Beyond Supervised ML: which features are really important? Trial reveals surprising patterns
Updated: Feb 17, 2019
Trial and error reveal surprising patterns of success—and failure—using different BL and Supervised ML models.
When we consider ML (Machine Learning) the importance of variables is—or at least seems to be—of the utmost importance. What follows is a comparative analysis that seeks to address this issue.
In examining classification learning (such as Random Forest, Logistic-Regression, or Naive-Bayes) we hope to find prediction accuracy. We also look for the features these models examine, to find out which are features are most important, and their priority ranking. When we find features importance ranking, we hope to find that they match our intuition. For example, when we examine models predicting income, we anticipate that education and location will be important variables.
In this analysis, I demonstrate that the often neglected assumption of “features independence” invalidates the importance of variables – generated with Naive-Bayes models and in analogous Supervised Machine Learning models like Logistic regression. This is true, overall, for problems and data not holding the features independence assumption, which perhaps includes most of the real life problems.
I compared Bayesian Learning (BL) and a series of Supervised Machine Learning (ML) models: Logistic Regression, original Random Forest, and Random Forest featuring 3 types of unbalanced data optimization (Up-sampling, Down-sampling, and SMOTE).
Both BL and ML demonstrate the importance of variables in addition to classification. However, BL is also able to infer causes. This phenomenon is called Bayesian Inference.
This, to me, suggests that we should be determining features importance based on Bayesian Learning rather than Machine Learning. I agree that Bayesian Learning is more cumbersome, very often it’s unlikely to generate a single best model, and its graphical models often should be further improved based on human expert knowledge. Dealing with BL graph non-uniqueness will be a topic for another blog though.
Data Used in My Analysis
In order to conduct my analysis, I used publicly available email marketing campaign data from IBM. This represents a typical Business to Business (B2B) model. It contained information about clients who where contacted about purchasing auto insurance policies. In this case, the only parameter that can be manually changed by the email campaign manager is WHEN the client is contacted—i.e.

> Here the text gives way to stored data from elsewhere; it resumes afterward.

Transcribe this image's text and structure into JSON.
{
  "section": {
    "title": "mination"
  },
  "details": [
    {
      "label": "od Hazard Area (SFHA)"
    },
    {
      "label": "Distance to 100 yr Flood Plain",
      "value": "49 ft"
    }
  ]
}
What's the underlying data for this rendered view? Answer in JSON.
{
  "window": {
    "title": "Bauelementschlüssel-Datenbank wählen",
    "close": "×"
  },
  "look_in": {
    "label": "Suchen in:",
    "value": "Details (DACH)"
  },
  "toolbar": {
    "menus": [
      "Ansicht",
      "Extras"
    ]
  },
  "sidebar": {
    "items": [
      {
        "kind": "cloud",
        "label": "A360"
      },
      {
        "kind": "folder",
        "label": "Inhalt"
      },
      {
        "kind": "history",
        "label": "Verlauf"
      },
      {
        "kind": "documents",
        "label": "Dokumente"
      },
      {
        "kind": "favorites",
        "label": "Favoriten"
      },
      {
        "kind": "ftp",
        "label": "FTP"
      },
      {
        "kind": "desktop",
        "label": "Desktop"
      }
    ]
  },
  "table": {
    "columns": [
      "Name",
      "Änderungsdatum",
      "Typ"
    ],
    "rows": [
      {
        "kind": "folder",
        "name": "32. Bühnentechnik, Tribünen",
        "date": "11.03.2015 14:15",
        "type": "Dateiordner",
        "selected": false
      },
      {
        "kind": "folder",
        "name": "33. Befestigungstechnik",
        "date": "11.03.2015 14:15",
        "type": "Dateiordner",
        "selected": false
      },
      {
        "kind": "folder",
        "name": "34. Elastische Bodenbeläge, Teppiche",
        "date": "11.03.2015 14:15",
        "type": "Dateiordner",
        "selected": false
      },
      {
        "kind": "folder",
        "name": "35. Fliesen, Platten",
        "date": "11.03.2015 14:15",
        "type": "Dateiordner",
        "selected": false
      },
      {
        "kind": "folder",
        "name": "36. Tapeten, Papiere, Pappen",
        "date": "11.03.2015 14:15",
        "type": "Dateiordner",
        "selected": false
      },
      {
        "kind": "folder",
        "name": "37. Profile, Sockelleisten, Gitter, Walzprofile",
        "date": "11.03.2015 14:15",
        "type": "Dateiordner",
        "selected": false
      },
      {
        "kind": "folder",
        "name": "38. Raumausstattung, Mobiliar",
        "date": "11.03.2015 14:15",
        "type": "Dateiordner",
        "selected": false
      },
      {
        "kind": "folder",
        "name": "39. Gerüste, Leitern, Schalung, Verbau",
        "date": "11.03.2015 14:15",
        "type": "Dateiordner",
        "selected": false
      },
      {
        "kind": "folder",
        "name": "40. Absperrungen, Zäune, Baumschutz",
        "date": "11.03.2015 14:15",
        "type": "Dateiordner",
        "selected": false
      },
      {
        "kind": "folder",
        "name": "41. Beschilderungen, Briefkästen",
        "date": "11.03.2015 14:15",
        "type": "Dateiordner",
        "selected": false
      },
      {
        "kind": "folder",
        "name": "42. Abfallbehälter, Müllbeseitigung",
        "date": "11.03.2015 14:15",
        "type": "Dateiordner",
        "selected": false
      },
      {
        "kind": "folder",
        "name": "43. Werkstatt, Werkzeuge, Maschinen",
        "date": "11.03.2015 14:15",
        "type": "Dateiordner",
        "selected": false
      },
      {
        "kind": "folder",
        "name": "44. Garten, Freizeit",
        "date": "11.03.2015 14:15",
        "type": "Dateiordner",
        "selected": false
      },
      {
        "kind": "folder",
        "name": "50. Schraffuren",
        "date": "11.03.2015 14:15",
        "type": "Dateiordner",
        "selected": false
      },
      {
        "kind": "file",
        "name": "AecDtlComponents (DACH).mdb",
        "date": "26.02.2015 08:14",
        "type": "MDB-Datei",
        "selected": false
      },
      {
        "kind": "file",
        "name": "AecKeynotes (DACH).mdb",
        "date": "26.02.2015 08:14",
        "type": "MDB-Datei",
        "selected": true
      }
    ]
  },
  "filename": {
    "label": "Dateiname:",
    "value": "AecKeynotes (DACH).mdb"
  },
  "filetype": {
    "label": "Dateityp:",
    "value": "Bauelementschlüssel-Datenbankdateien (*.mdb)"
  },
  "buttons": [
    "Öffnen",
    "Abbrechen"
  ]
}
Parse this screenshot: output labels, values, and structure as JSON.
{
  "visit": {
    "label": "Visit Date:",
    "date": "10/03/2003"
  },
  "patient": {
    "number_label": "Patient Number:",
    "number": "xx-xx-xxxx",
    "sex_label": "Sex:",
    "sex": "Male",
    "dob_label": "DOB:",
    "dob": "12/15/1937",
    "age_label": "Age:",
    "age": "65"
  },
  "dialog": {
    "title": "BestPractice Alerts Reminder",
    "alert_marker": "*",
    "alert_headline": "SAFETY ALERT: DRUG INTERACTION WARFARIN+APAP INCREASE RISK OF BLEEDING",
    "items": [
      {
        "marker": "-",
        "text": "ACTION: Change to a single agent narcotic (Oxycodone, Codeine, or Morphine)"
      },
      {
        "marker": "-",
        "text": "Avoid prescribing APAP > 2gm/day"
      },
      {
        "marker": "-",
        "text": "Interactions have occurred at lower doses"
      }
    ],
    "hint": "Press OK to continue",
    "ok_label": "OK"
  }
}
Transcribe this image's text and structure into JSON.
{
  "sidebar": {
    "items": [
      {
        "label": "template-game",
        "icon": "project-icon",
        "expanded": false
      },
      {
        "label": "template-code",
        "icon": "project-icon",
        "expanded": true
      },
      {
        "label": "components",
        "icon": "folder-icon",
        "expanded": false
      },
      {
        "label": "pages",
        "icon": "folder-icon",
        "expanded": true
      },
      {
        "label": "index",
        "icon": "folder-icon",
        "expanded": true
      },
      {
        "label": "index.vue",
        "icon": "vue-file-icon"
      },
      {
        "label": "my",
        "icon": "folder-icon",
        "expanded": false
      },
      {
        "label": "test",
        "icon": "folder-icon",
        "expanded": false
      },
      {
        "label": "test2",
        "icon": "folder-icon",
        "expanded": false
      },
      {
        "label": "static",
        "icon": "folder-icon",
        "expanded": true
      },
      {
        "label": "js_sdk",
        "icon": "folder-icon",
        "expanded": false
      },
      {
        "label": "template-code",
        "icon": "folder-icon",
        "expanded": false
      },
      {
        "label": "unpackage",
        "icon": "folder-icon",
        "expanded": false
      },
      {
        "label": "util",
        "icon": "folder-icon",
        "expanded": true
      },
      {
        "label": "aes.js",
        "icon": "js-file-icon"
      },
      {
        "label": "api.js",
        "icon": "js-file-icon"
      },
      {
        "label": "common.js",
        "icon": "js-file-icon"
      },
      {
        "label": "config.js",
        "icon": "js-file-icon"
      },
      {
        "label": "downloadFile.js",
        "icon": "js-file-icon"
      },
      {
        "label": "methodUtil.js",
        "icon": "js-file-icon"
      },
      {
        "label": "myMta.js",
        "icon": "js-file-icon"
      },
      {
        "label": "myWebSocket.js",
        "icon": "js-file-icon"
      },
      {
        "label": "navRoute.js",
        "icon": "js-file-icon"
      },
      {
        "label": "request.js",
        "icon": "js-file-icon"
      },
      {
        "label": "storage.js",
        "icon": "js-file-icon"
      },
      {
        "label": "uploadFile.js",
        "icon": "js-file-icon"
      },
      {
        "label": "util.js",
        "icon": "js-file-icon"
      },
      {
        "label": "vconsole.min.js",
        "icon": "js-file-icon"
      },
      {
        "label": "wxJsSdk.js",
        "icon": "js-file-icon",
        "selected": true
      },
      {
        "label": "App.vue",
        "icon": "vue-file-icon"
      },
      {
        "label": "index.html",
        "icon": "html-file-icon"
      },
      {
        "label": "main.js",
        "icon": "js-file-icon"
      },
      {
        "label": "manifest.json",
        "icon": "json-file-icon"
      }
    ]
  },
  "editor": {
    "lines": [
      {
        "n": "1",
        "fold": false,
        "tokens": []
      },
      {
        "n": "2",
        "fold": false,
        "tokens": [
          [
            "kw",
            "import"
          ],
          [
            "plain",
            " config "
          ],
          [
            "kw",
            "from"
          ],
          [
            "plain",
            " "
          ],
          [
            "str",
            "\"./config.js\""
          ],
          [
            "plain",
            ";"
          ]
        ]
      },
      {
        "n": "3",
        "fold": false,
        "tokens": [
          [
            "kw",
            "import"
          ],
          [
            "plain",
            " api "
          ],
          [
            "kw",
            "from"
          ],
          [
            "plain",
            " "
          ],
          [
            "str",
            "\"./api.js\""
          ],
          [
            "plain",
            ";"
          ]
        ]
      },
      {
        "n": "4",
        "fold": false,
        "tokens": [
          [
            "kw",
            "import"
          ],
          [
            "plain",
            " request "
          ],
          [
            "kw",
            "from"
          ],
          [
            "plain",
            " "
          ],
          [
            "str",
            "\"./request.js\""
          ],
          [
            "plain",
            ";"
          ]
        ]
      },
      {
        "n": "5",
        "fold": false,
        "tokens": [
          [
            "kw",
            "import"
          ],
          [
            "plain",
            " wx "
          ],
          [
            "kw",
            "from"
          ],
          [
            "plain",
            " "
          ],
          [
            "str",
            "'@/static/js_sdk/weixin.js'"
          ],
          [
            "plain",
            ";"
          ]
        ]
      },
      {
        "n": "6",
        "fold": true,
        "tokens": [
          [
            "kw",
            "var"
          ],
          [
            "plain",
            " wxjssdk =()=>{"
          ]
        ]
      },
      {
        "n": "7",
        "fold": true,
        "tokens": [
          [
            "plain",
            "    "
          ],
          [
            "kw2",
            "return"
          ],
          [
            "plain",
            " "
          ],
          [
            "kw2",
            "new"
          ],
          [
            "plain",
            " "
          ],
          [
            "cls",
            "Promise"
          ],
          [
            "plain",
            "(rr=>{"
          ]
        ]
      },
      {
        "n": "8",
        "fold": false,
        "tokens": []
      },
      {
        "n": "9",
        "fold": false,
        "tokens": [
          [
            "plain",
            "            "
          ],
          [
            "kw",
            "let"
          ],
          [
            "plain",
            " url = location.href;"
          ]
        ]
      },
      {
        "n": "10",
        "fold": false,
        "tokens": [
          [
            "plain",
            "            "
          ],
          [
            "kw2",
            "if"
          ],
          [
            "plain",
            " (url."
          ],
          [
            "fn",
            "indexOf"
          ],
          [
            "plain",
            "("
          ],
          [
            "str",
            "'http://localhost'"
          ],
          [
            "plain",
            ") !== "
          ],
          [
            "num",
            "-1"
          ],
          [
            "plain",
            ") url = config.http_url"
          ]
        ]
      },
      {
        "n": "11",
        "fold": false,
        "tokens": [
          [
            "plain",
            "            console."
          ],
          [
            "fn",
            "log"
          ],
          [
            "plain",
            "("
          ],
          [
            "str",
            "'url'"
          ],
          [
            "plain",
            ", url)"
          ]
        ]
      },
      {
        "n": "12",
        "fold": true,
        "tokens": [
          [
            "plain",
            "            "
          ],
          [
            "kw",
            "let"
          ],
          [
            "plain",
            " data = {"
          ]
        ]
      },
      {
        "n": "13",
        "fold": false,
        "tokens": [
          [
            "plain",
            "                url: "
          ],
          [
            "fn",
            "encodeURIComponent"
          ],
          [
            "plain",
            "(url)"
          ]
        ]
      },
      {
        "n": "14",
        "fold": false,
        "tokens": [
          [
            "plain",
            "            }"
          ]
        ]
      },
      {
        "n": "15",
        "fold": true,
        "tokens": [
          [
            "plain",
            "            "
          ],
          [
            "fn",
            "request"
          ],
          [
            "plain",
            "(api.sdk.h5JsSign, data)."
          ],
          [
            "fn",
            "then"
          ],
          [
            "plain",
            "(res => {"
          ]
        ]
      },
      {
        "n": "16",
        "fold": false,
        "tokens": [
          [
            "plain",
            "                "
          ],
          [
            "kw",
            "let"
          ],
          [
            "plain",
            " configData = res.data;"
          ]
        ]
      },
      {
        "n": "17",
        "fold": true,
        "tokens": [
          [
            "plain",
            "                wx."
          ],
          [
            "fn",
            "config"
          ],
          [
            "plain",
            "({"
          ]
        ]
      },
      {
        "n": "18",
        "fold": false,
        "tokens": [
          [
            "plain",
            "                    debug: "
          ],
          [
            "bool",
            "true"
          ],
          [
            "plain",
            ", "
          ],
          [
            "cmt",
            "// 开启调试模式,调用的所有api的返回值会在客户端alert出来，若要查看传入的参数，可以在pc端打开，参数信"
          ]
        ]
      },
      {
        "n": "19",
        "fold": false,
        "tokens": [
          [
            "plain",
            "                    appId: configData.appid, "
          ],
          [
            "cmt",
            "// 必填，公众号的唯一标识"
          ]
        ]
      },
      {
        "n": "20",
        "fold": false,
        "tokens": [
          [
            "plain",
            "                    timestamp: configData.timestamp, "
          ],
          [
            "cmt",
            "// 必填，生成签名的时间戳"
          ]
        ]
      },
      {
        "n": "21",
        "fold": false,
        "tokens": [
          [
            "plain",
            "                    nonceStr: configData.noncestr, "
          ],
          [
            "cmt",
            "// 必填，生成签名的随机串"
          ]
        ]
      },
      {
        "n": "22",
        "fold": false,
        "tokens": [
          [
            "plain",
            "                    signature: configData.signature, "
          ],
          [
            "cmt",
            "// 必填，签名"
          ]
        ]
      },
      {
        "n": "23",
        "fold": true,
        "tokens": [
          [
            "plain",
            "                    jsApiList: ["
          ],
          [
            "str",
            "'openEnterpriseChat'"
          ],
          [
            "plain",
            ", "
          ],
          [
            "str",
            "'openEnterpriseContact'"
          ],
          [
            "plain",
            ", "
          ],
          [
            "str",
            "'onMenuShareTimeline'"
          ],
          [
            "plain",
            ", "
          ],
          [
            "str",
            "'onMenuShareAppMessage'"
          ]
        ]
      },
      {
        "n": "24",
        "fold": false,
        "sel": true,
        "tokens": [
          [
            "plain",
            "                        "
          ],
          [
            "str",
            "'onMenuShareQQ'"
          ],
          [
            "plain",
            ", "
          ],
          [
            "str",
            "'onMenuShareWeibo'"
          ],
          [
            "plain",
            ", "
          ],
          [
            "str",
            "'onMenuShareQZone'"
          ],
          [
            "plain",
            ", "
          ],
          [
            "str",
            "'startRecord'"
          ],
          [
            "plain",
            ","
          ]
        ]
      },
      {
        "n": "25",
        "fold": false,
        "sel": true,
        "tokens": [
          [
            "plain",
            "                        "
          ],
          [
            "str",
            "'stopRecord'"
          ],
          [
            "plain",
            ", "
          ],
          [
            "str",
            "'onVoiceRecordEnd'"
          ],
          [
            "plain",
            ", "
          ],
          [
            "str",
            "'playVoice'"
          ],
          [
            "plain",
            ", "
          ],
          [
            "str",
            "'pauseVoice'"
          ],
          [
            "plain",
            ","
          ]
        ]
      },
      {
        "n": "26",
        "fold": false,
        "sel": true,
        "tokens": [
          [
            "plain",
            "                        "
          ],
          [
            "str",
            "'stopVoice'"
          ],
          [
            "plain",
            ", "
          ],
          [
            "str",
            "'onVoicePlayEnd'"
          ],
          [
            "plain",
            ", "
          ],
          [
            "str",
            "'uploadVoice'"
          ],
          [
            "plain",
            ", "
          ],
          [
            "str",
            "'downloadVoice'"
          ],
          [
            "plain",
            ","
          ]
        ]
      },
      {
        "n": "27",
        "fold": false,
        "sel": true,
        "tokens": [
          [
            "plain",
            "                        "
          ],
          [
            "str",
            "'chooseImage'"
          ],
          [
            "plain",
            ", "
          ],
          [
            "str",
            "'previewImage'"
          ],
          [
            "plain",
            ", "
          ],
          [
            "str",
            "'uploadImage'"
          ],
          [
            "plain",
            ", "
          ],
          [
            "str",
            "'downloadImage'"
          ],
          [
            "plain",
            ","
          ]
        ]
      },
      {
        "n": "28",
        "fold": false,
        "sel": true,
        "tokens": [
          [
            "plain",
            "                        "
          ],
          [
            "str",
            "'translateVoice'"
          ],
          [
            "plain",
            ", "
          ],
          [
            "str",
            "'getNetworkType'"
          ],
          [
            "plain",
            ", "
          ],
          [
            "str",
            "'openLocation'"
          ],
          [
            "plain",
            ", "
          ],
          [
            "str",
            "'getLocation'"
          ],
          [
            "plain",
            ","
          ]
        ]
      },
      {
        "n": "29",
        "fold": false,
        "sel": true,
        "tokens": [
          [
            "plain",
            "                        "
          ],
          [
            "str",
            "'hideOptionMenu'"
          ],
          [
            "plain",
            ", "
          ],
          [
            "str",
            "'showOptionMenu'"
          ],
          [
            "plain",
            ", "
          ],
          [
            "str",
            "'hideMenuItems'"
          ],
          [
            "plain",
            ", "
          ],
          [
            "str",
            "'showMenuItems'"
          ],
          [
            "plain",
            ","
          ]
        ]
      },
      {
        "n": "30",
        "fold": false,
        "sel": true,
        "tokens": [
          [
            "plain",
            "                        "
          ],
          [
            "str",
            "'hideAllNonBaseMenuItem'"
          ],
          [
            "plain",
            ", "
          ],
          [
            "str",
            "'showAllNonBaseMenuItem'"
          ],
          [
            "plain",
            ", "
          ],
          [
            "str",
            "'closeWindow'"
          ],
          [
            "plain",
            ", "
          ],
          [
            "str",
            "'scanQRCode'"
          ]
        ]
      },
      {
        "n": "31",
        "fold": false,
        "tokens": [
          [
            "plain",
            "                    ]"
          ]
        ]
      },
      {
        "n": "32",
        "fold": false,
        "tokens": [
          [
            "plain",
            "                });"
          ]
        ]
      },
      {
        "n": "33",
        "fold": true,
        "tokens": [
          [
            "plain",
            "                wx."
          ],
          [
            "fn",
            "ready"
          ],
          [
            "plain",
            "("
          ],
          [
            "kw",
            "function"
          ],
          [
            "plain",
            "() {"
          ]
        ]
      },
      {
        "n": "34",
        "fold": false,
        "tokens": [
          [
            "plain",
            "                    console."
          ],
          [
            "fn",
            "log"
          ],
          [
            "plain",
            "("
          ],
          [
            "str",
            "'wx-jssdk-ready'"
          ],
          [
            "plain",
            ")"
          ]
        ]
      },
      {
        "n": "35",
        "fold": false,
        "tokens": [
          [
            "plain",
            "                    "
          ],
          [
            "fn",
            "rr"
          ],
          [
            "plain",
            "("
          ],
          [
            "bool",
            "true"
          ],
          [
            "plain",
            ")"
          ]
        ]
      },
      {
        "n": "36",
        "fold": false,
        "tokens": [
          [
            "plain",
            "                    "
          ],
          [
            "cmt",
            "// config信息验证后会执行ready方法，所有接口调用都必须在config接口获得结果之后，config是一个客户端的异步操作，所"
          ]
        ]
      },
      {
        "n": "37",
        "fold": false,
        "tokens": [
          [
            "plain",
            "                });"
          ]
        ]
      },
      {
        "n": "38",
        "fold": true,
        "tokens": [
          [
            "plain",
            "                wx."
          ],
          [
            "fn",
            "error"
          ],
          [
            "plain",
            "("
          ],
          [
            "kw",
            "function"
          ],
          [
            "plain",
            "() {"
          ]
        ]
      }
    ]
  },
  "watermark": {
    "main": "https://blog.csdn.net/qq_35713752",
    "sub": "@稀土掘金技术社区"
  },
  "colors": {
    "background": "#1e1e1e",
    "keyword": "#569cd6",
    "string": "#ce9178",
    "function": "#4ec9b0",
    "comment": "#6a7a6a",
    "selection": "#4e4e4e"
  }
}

Should they be contacted right before the existing policy expires, or should they be contacted further in advance?
Supervised ML uses the Naive-Bayes “features independence” assumption, which in turn provides results that suggests that the date of contact is important. However, when the same dataset is examined with BL, it seemed to show the opposite. I will demonstrate with two experiments why I believe that BL, which showed that the date of contact was unimportant, provided the more valuable result.
To demonstrate why I came to this conclusion, I conducted two experiments. First, I removed from the original dataset the features that Supervised ML designated as “important” – but BL denoted as “non-important”. I identified some 6 such features, whereas I looked at the BL graphical model and selected either independent from “Response” features, or dependent features located far from “Response”. The result I received demonstrated that the classification prediction for such new decimated data didn’t change. That alone suggests that what ML designated as important was not really consequential.
I conducted a second experiment in which I removed the features designated as “important” by BL and “unimportant” by ML. “Important” by BL would be the features directly linked or close to “Response”. Removing these features resulted in a dramatic failure in classification accuracy, which indicates that those features designated as important by BL really WERE important.
While Supervised ML provides a ranking for features importance, that importance can be close to meaningless when the dataset doesn’t agree with the features independence assumption. BL graphical model based ranking is more accurate.
Bayesian network learning strives to find the best graph that minimizes quantitative loss metrics, such as maximum likelihood. Finding a graph is an NP-Complete problem, and various optimization strategies can be deployed which, in general, produce a solution that is non-unique.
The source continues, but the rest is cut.